Sunday, January 28, 2007

crap. now that i finished my SAT, i have the feeling i can go to much better schools than i expected. And although 3 of the 4 schools i wanted needed this, i didn't bother until now. SAT 2!!! yes...there is a NUMBER 2! crap. guess i have to start studying again after all. and 2 is based on subject. i think i will be taking math 1, math 2 and physics. ALTHOUGH there is a subject called chinese and listening or something like that. BUT it is irrelevant. Anyway, i should stop working for awhile. Let's say 2 to 3 weeks? Should give me plenty of time for music! First up, arrange canon in D for CO. Next, find someone to teach me western flute (i want a professional thx). and to pick up piano from where i left it (this maybe i can do myself or with some help). Next, perhaps i will want to arrange more songs for CO, depending on the availability of time and whether it will produce any purposeful result. Sigh. Sibelius is SUCH A GREAT PROGRAM. And i'm downloading Kontakt Gold. So i will lend it to someone soon enough. MUSIC ROX. I LOVE IT. ESPECIALLY ORCHESTRATION. SO FUN. and i have a whole booklist of books/CDs i want to borrow from the libraries all over singapore (mostly @ esplanade). borrowing time =) sigh...but i still want to study math in the future. i want music too...but my parents don't want, and the inner me tells me not to too. sigh. ok lor. life have its way. we'll see. in a few years times?

time is never a factor if i want it.

Saturday, January 27, 2007

It is over today! i should be now, but i'm feeling TOTALLY miserable. i do not even want to be home now. i want to be out and distracting my thoughts. i don't even know why i'm feeling this way. haiz. i thought i will be happily coming home today. but, who knows.

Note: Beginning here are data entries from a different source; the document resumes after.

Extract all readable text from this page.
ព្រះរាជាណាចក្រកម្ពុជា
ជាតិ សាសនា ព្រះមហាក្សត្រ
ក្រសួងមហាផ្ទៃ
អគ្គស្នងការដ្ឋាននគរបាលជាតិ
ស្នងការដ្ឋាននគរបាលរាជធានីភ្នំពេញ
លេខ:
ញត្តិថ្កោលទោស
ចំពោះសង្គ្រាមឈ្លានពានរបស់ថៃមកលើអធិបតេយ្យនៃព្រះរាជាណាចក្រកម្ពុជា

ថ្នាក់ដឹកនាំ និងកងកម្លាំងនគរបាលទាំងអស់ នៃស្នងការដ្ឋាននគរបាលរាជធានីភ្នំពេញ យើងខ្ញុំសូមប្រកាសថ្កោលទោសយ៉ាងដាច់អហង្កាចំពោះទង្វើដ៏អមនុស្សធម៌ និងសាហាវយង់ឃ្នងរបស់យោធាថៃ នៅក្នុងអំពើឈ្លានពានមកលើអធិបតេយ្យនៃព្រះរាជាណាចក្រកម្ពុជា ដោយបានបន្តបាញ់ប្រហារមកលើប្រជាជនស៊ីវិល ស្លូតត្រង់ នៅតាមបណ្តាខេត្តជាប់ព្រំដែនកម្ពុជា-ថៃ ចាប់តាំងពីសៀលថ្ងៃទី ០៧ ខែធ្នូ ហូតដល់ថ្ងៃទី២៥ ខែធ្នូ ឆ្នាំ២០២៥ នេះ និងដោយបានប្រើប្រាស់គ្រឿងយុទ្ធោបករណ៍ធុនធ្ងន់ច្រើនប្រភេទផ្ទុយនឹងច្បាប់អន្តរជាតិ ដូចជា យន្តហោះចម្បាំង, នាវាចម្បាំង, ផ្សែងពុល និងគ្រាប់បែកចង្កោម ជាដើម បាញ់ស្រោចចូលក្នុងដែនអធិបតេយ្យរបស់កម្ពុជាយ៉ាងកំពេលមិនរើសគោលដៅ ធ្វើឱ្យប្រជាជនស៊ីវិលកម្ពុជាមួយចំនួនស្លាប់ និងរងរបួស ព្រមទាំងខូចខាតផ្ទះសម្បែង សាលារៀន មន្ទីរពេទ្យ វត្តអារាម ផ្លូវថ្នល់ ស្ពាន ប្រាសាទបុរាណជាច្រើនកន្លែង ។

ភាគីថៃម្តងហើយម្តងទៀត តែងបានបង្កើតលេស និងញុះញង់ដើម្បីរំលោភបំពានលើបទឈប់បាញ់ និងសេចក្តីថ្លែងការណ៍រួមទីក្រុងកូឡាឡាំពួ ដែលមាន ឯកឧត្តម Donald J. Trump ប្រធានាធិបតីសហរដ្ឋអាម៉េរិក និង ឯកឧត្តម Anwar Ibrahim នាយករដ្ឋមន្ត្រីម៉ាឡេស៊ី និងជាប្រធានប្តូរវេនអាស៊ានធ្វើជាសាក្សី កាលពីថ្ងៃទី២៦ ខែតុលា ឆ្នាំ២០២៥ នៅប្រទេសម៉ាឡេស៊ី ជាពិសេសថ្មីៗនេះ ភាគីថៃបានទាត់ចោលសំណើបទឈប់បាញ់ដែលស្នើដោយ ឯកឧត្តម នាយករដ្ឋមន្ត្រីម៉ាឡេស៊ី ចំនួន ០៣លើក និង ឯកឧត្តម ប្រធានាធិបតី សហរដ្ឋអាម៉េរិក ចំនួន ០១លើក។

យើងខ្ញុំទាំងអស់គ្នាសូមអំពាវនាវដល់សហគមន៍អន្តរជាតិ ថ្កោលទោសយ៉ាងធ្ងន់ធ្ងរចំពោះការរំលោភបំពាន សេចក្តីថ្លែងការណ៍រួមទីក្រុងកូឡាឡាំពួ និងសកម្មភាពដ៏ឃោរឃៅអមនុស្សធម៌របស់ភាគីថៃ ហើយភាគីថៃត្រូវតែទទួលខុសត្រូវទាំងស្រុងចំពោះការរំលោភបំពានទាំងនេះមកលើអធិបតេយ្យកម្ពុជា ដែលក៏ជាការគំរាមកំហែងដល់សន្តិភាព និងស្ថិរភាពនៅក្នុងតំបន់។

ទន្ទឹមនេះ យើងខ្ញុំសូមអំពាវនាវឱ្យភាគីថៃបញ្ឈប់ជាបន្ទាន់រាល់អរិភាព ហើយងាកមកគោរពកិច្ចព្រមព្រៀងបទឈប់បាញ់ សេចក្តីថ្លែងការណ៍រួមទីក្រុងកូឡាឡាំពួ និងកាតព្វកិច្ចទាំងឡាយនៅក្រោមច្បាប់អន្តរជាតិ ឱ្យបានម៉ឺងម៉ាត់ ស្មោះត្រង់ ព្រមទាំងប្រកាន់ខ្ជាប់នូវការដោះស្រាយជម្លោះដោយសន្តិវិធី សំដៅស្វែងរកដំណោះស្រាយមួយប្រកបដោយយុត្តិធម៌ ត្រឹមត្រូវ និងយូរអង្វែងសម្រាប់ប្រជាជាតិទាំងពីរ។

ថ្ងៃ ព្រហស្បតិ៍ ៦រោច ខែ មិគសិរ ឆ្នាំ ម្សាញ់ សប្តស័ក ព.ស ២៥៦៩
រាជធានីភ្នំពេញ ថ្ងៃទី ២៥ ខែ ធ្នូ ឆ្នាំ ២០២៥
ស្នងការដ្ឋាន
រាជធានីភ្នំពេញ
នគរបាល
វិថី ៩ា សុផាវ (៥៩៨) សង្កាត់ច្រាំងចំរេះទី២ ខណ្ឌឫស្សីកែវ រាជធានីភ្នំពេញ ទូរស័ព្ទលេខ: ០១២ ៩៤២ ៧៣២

well. today i went to ngee ann sec to take exam. before that, i woke up at 6!!! to clear my thoughts (i feeling sleepy now). then my dad sent me there. i was like. onc of the youngest people there? most were jc at least. i just hope that the results come quickly. personally i think it was EASY. VERY EASY. but who knows what might happen. and for a long time since last, i angry with my dad. yesterday i just wanted to slack and do some music while blogging. and he came in and scolded me. what i take everything too lightly, like it's a game. not like he don't know how hard i worked (maybe he don't). then i walked away frm ngee ann sec to take bus to school. to take pencil box for someone =.= anw, then sent it to her. (now to think of it so servile XD joking). then i wanted to eat lunch outside, cuz i didn't want to go home. but i didn't do that. went home and here i am. bored, happy, sad, miserable, glad. haiz....what am i now? what to do now?...

Friday, January 26, 2007

10 hours more

10 hours more to SAT. Thx all those who wished me luck =) So stressed. Somehow i rather with that i take it NOW. End faster. Please let me do well. I don't want to put in so much to get so little. We'll see. I really don't know why i'm blogging now. But i'm just SO SIMPLY have nothing to do. How i wish someone can talk to me now... I will blog like crazy tommorow. And go tag on blogs!!! I'm just so...tired for now. And I PROMISE i will be fierce on thur =X

Sighs and sighs. After SAT is a time to do MANY things. Things most people don't know apply to me. Perhaps, everyone think i'm a blur blur child. Or honest? But i personally think i have LOTS of chances to cheat on people. Just that i choose not to.